Rotenburg/Wümme

Jüdisches Leben an der Wümme

Werbung: Bodo Lemme präsentiert den Flyer. Foto: Wibke Woyke

Rotenburg/Wümme

Jüdisches Leben an der Wümme

Aus einem Bürgerprojekt ist ein anerkanntes Museum geworden

von Wibke Woyke  23.07.2012 19:04 Uhr

Die Besucher kommen aus London, Tel Aviv, dazu aus allen Teilen Deutschlands – wer im Gästebuch des Jüdischen Museums im niedersächsischen Rotenburg/Wümme blättert, merkt an den vielen lobenden Worten schnell, welche Wertschätzung die Einrichtung bei den Besuchern genießt. Vor rund zwei Jahren war das Haus, eröffnet worden und zählt bislang 2.000 Gäste, die sich für die jüdische Geschichte in der Region sowie im Speziellen für die der Kaufmannsfamilie Cohn interessierten.

Themeninseln Gerade ist ein neuer Flyer erschienen, der über die Einrichtung informiert. Er widmet sich der inhaltlichen Ausrichtung des Museums. Die Dauerausstellung informiert über die fast 200-jährige Historie der Juden in der Region. Themeninseln mit Fotos und Dokumenten sowie Exponate und Objekttafeln geben Einblick in verschiedene Epochen. Dazu gibt es Fundstücke kommunaler, privater und staatlicher Archive. Multimediastationen bieten interaktiven Zugang zur Geschichte

Um diesen Erfolg feiern zu können, musste ein langer Weg beschritten werden. Denn einst war das historische Scheunengebäude in der Großen Straße 32 der Wümmestadt beheimatet, direkt hinter dem ehemaligen Wohn- und Geschäftshaus der jüdischen Familie Cohn. Der Bau des für jene Zeit typischen Wirtschaftsgebäudes entstand 1833, später wurde es mehrmals umgebaut und erweitert.

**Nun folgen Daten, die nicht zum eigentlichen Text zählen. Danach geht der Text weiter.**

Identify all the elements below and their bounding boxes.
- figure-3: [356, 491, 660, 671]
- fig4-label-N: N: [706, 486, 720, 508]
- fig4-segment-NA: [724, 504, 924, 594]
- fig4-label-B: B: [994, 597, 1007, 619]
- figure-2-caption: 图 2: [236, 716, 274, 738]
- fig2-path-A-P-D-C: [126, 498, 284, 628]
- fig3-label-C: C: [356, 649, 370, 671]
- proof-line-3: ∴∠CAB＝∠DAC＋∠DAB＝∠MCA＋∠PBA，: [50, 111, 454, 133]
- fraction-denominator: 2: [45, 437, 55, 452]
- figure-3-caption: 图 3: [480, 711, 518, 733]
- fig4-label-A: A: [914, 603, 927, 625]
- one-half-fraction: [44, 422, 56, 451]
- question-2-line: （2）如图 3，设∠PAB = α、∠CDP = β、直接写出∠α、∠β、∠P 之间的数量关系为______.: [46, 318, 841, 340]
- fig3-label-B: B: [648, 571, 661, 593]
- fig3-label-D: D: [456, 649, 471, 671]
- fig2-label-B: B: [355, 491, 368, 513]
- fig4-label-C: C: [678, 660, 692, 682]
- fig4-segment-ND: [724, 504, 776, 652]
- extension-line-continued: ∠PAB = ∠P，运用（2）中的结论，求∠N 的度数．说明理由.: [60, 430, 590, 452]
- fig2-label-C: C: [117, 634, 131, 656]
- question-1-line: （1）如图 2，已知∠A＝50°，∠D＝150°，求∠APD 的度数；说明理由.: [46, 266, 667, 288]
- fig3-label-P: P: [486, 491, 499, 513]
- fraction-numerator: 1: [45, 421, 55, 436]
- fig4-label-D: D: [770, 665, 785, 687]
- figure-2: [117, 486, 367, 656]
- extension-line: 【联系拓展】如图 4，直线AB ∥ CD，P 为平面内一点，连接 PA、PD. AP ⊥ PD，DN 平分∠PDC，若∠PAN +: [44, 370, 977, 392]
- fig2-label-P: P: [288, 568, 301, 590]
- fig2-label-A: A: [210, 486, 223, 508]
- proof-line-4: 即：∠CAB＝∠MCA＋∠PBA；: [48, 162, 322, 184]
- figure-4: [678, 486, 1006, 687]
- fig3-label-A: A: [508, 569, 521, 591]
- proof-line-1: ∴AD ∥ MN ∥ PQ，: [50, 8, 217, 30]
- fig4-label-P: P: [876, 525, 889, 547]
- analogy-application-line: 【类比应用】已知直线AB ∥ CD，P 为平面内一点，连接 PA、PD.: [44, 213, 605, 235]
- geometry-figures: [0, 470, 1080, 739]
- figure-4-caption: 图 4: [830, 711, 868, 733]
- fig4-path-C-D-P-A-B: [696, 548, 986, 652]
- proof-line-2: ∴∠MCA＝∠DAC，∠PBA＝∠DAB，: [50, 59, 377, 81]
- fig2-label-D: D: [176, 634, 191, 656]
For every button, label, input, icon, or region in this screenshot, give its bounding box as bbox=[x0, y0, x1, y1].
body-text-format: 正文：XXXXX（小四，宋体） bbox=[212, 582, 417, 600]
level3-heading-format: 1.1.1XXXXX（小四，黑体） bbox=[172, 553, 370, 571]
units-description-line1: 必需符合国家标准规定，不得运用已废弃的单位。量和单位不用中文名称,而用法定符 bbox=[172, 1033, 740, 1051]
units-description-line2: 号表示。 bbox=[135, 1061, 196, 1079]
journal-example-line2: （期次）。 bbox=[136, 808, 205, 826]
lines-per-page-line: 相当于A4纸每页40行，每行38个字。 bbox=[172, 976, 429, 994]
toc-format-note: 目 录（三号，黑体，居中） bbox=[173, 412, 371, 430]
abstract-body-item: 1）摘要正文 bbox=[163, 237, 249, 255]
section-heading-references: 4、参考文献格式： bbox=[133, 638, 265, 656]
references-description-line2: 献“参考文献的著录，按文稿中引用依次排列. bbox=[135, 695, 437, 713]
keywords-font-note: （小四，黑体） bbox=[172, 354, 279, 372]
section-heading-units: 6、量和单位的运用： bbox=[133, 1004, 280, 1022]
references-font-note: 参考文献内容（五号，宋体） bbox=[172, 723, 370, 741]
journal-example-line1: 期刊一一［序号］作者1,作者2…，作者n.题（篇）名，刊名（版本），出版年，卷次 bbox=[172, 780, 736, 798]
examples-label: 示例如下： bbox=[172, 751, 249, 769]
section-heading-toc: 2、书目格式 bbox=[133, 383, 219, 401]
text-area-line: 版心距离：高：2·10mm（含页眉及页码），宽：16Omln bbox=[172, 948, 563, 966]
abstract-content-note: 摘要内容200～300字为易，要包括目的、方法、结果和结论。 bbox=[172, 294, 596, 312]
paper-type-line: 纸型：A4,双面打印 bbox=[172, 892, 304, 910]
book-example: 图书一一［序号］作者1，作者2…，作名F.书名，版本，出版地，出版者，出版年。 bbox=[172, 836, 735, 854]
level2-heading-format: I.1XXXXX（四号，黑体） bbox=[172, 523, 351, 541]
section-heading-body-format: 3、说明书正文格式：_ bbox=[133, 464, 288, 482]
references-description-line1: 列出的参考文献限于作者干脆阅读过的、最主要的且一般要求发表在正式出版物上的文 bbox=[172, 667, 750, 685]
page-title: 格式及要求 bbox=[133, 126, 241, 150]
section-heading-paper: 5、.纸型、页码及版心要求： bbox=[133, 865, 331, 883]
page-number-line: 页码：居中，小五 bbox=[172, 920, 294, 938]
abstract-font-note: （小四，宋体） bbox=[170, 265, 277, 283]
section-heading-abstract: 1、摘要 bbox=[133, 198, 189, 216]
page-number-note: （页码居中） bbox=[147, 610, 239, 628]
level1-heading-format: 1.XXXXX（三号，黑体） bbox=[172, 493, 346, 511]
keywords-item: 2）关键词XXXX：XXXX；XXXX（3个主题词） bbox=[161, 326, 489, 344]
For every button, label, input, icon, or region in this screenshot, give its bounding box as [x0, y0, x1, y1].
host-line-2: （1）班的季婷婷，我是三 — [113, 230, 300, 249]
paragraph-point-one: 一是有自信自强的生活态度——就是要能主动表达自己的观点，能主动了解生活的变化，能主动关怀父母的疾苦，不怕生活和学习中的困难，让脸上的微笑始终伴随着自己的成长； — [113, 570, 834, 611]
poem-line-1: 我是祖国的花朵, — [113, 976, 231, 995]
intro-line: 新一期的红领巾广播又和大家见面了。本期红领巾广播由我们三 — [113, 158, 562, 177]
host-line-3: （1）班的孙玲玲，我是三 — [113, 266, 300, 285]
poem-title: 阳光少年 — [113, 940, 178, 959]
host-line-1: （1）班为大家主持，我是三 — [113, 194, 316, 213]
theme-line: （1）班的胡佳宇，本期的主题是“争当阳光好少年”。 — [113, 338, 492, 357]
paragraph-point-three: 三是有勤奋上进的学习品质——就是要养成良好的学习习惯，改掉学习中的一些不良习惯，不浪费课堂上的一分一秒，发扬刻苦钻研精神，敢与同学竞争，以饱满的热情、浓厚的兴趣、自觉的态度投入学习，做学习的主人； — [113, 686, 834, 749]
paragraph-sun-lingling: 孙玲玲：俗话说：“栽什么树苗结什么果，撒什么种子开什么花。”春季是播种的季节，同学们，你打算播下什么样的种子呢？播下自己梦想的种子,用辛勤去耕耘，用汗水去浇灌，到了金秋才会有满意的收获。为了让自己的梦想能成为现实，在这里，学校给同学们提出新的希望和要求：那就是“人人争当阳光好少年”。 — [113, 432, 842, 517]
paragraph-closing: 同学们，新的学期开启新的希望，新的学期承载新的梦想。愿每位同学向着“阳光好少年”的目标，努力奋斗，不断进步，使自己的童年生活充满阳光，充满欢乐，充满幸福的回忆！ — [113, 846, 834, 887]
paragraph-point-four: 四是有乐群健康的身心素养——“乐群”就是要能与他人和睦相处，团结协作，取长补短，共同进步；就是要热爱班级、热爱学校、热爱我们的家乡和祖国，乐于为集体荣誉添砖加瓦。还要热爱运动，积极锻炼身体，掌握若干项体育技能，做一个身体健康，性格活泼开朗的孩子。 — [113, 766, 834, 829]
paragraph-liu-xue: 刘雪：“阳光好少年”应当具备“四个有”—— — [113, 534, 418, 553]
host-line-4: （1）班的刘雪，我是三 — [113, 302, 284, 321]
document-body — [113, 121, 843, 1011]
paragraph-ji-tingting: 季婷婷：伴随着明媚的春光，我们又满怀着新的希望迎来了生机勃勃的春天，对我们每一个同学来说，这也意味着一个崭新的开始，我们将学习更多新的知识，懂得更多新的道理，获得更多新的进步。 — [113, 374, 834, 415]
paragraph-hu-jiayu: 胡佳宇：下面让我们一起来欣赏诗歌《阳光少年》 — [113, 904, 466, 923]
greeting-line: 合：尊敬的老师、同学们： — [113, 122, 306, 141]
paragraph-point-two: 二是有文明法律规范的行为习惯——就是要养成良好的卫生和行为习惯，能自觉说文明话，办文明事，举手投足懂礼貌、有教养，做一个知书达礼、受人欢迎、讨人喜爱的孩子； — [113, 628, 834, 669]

Seit dem 19. Jahrhundert war dort eine Schneiderwerkstatt zu finden. Bis 1934 diente das Gebäude als Werkstatt und Lager für die Textilhandlung der Cohns. Die Nazis trieben das Kaufmannspaar Hermann und Gertrud Cohn jedoch in den wirtschaftlichen Ruin. Nachdem ihre zwei Töchter im Ausland in Sicherheit waren, flüchteten sie nach Berlin. 1943 wurde das Paar deportiert und in Auschwitz ermordet.

Förderverein Nach langem Leerstand machten sich engagierte Bürger 2004 daran, die Cohn-Scheune, deren Abriss drohte, fachgerecht abzubauen und einzulagern. Die Interessengemeinschaft Cohn-Scheune entstand, später der gleichnamige Förderverein um Bodo Lemme, der es schaffte, mit Einsatz von Spendengeldern das Gebäude auf einem von der Stadt zur Verfügung gestellten Grundstück, nur etwa 100 Meter vom ursprünglichen Standort entfernt, wiederzuerrichten.